Deputi Penindakan dan Eksekusi KPK, Asep Guntur Rahayu menegaskan bahwa pihaknya tidak akan berhenti bekerja hanya karena momen hari raya. Ia menegaskan bahwa penyidik KPK tetap siap melakukan penindakan terhadap siapa pun yang masih nekat melakukan korupsi.
Menurut Asep, para pejabat tidak boleh beranggapan bahwa aparat penegak hukum akan lengah karena libur Lebaran atau mudik. Ia menegaskan bahwa KPK tetap hadir untuk menindak setiap pelanggaran hukum yang terjadi, termasuk praktik korupsi yang memanfaatkan momentum hari raya.
Peringatan ini disampaikan dalam konferensi pers terkait penahanan Bupati Cilacap Syamsul Auliya Rachman yang terjaring operasi tangkap tangan (OTT). Dalam kasus tersebut, yang bersangkutan diduga melakukan pemerasan terhadap sejumlah kepala dinas untuk kepentingan pengumpulan dana tunjangan hari raya (THR).
KPK juga menegaskan bahwa pihaknya sebelumnya telah mengingatkan para pejabat melalui berbagai upaya pencegahan, termasuk imbauan untuk tidak menerima atau meminta gratifikasi menjelang hari raya.

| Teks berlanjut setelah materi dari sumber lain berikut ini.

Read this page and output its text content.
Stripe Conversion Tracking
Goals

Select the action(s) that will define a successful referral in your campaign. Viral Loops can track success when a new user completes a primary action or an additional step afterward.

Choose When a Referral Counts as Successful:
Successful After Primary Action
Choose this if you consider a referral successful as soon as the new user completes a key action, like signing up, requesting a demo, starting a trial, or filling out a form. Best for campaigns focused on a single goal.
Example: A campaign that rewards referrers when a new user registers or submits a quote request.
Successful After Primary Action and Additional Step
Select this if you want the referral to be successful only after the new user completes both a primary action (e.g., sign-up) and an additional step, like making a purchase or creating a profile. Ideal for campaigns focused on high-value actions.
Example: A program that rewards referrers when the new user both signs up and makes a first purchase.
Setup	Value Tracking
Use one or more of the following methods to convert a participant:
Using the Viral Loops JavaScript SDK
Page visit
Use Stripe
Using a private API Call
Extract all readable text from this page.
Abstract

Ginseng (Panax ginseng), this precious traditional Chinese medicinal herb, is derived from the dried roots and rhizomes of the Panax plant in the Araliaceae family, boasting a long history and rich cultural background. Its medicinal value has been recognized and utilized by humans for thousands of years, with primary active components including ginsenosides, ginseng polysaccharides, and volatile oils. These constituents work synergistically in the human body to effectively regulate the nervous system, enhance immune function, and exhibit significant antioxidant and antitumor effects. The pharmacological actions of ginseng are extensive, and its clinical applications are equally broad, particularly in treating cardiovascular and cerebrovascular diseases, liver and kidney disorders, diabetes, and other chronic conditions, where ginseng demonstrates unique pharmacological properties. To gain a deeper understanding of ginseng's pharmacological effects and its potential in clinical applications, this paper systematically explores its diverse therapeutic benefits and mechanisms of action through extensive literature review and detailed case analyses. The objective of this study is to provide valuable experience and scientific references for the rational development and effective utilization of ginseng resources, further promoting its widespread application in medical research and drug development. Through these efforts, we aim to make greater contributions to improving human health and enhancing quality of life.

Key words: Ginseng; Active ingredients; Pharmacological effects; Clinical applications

Jika imbauan tersebut tidak diindahkan, maka langkah penindakan hukum akan tetap dilakukan.
Dengan peringatan tersebut, KPK berharap para pejabat negara dan kepala daerah dapat menjaga integritas serta tidak memanfaatkan momentum Lebaran untuk melakukan tindakan yang melanggar hukum. Lembaga antikorupsi itu memastikan pengawasan dan penindakan terhadap korupsi akan terus berlangsung tanpa mengenal waktu.